1. When an IJ determines that an applicant for asylum presented insufficient evidence to corroborate his claims, the agency must provide the asylum seeker notice of the required evidence and an opportunity to provide such evidence or explain why it is not reasonably available. See 8 U.S.C. § 1158(b)(1)(B)(ii); Ren v. Holder, 648 F.3d 1079, 1090 (9th Cir. 2011) (interpreting § 1158(b)(1)(B)(ii) to mean that "an IJ must provide an applicant with notice and an opportunity to either produce the evidence or explain why it is unavailable before ruling that the applicant has failed in his obligation to provide corroborative evidence and therefore failed to meet his burden of proof."); see also Zhi v. Holder, 751 F.3d 1088, 1094-95 (9th Cir. 2014) (upholding Ren's procedural requirements).
Here, the BIA rejected Cao's claim because he failed to provide sufficient evidence to corroborate his claim. Specifically, the BIA faulted Cao for failing to provide "birth certificates, identification cards, or school or hospital records to establish the birth, identity, or paternity of the children; [and] hospital records for his wife to establish an IUD insertion or removal, the birth of the second child, or the claimed sterilization." The IJ had similarly criticized Cao, without giving any continuance or opportunity to gather such evidence or explain why it was not reasonably available.
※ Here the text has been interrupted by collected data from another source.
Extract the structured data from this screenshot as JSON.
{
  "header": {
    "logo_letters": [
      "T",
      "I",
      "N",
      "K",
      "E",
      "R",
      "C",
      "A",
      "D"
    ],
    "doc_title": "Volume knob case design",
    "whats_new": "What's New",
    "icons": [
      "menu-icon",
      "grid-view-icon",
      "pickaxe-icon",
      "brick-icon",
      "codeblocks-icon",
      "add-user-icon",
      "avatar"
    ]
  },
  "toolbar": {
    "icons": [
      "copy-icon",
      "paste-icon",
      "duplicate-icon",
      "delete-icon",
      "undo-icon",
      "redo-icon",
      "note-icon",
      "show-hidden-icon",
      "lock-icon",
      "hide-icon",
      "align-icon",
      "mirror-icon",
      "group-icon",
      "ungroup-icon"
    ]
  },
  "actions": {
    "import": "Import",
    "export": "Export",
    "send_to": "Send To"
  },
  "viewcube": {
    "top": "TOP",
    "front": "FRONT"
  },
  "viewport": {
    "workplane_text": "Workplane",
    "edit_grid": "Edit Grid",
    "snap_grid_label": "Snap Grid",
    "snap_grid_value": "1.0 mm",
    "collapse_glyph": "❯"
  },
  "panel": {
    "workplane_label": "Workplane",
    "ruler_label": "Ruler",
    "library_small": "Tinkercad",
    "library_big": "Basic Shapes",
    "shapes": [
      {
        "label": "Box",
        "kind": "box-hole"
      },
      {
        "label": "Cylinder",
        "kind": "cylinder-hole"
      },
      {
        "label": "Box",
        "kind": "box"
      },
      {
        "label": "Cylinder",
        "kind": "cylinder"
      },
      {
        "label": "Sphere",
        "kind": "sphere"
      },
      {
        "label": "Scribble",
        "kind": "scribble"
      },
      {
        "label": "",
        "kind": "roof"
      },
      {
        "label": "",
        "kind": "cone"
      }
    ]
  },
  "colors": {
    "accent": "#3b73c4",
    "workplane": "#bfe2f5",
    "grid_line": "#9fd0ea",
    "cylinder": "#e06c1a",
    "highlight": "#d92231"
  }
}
2. The government argues that Cao waived his challenge regarding the lack of notice and opportunity to provide corroborating evidence. We disagree. Cao sufficiently exhausted the argument because he argued before the BIA that the IJ erred in requiring corroborating evidence and questioning his credibility. See Zhi, 751 F.3d at 1094 n.5 (holding that with a similar argument, the petitioner "challenged the IJ's overall credibility determination and denial of his claims for asylum and withholding of removal. The 'notice' requirement is a sub-part of that overall determination, and we therefore have jurisdiction over this issue.").
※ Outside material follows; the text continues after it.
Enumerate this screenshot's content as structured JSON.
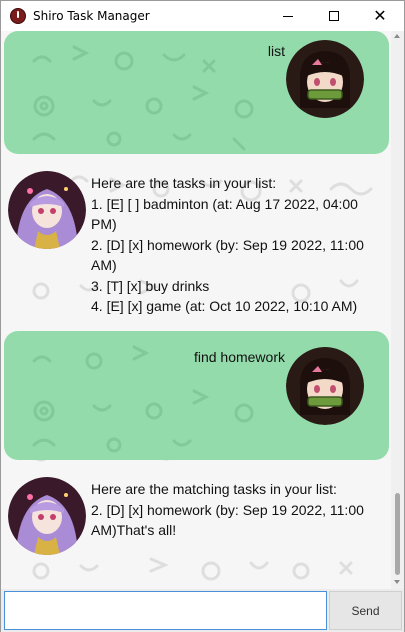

3. The government also argues remand is unnecessary because the BIA held, in the alterative, that Cao failed to establish "past persecution or a well-founded fear of future persecution on account of 'other resistance'" to China's coercive population control policies. The BIA, however, based this conclusion at least in part on the lack of corroborating evidence. Accordingly, the BIA's legal error under Ren and Zhi was not harmless.
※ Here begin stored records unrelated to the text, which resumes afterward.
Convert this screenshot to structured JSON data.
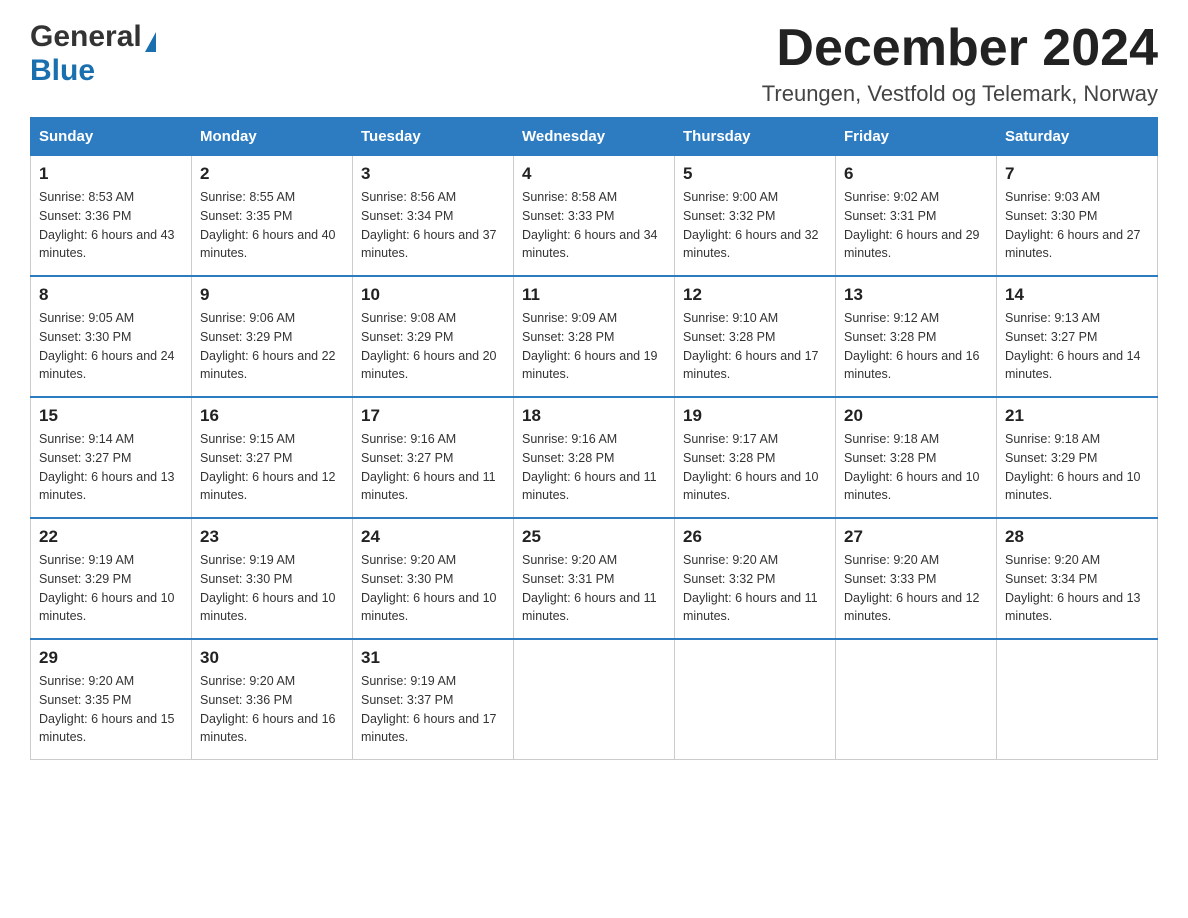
{
  "header": {
    "logo_general": "General",
    "logo_blue": "Blue",
    "month_title": "December 2024",
    "location": "Treungen, Vestfold og Telemark, Norway"
  },
  "weekdays": [
    "Sunday",
    "Monday",
    "Tuesday",
    "Wednesday",
    "Thursday",
    "Friday",
    "Saturday"
  ],
  "weeks": [
    [
      {
        "day": "1",
        "sunrise": "8:53 AM",
        "sunset": "3:36 PM",
        "daylight": "6 hours and 43 minutes."
      },
      {
        "day": "2",
        "sunrise": "8:55 AM",
        "sunset": "3:35 PM",
        "daylight": "6 hours and 40 minutes."
      },
      {
        "day": "3",
        "sunrise": "8:56 AM",
        "sunset": "3:34 PM",
        "daylight": "6 hours and 37 minutes."
      },
      {
        "day": "4",
        "sunrise": "8:58 AM",
        "sunset": "3:33 PM",
        "daylight": "6 hours and 34 minutes."
      },
      {
        "day": "5",
        "sunrise": "9:00 AM",
        "sunset": "3:32 PM",
        "daylight": "6 hours and 32 minutes."
      },
      {
        "day": "6",
        "sunrise": "9:02 AM",
        "sunset": "3:31 PM",
        "daylight": "6 hours and 29 minutes."
      },
      {
        "day": "7",
        "sunrise": "9:03 AM",
        "sunset": "3:30 PM",
        "daylight": "6 hours and 27 minutes."
      }
    ],
    [
      {
        "day": "8",
        "sunrise": "9:05 AM",
        "sunset": "3:30 PM",
        "daylight": "6 hours and 24 minutes."
      },
      {
        "day": "9",
        "sunrise": "9:06 AM",
        "sunset": "3:29 PM",
        "daylight": "6 hours and 22 minutes."
      },
      {
        "day": "10",
        "sunrise": "9:08 AM",
        "sunset": "3:29 PM",
        "daylight": "6 hours and 20 minutes."
      },
      {
        "day": "11",
        "sunrise": "9:09 AM",
        "sunset": "3:28 PM",
        "daylight": "6 hours and 19 minutes."
      },
      {
        "day": "12",
        "sunrise": "9:10 AM",
        "sunset": "3:28 PM",
        "daylight": "6 hours and 17 minutes."
      },
      {
        "day": "13",
        "sunrise": "9:12 AM",
        "sunset": "3:28 PM",
        "daylight": "6 hours and 16 minutes."
      },
      {
        "day": "14",
        "sunrise": "9:13 AM",
        "sunset": "3:27 PM",
        "daylight": "6 hours and 14 minutes."
      }
    ],
    [
      {
        "day": "15",
        "sunrise": "9:14 AM",
        "sunset": "3:27 PM",
        "daylight": "6 hours and 13 minutes."
      },
      {
        "day": "16",
        "sunrise": "9:15 AM",
        "sunset": "3:27 PM",
        "daylight": "6 hours and 12 minutes."
      },
      {
        "day": "17",
        "sunrise": "9:16 AM",
        "sunset": "3:27 PM",
        "daylight": "6 hours and 11 minutes."
      },
      {
        "day": "18",
        "sunrise": "9:16 AM",
        "sunset": "3:28 PM",
        "daylight": "6 hours and 11 minutes."
      },
      {
        "day": "19",
        "sunrise": "9:17 AM",
        "sunset": "3:28 PM",
        "daylight": "6 hours and 10 minutes."
      },
      {
        "day": "20",
        "sunrise": "9:18 AM",
        "sunset": "3:28 PM",
        "daylight": "6 hours and 10 minutes."
      },
      {
        "day": "21",
        "sunrise": "9:18 AM",
        "sunset": "3:29 PM",
        "daylight": "6 hours and 10 minutes."
      }
    ],
    [
      {
        "day": "22",
        "sunrise": "9:19 AM",
        "sunset": "3:29 PM",
        "daylight": "6 hours and 10 minutes."
      },
      {
        "day": "23",
        "sunrise": "9:19 AM",
        "sunset": "3:30 PM",
        "daylight": "6 hours and 10 minutes."
      },
      {
        "day": "24",
        "sunrise": "9:20 AM",
        "sunset": "3:30 PM",
        "daylight": "6 hours and 10 minutes."
      },
      {
        "day": "25",
        "sunrise": "9:20 AM",
        "sunset": "3:31 PM",
        "daylight": "6 hours and 11 minutes."
      },
      {
        "day": "26",
        "sunrise": "9:20 AM",
        "sunset": "3:32 PM",
        "daylight": "6 hours and 11 minutes."
      },
      {
        "day": "27",
        "sunrise": "9:20 AM",
        "sunset": "3:33 PM",
        "daylight": "6 hours and 12 minutes."
      },
      {
        "day": "28",
        "sunrise": "9:20 AM",
        "sunset": "3:34 PM",
        "daylight": "6 hours and 13 minutes."
      }
    ],
    [
      {
        "day": "29",
        "sunrise": "9:20 AM",
        "sunset": "3:35 PM",
        "daylight": "6 hours and 15 minutes."
      },
      {
        "day": "30",
        "sunrise": "9:20 AM",
        "sunset": "3:36 PM",
        "daylight": "6 hours and 16 minutes."
      },
      {
        "day": "31",
        "sunrise": "9:19 AM",
        "sunset": "3:37 PM",
        "daylight": "6 hours and 17 minutes."
      },
      null,
      null,
      null,
      null
    ]
  ]
}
4. As a result of this legal error, we grant the petition and remand. Bhattarai v. Lynch, 835 F.3d 1037 (9th Cir. 2016) (remanding for failure to provide notice and opportunity in violation of Ren and Zhi). On remand the agency should provide Cao with notice of the evidence it requires to corroborate his claims, and a meaningful opportunity either to provide that evidence or explain why it cannot reasonably be obtained.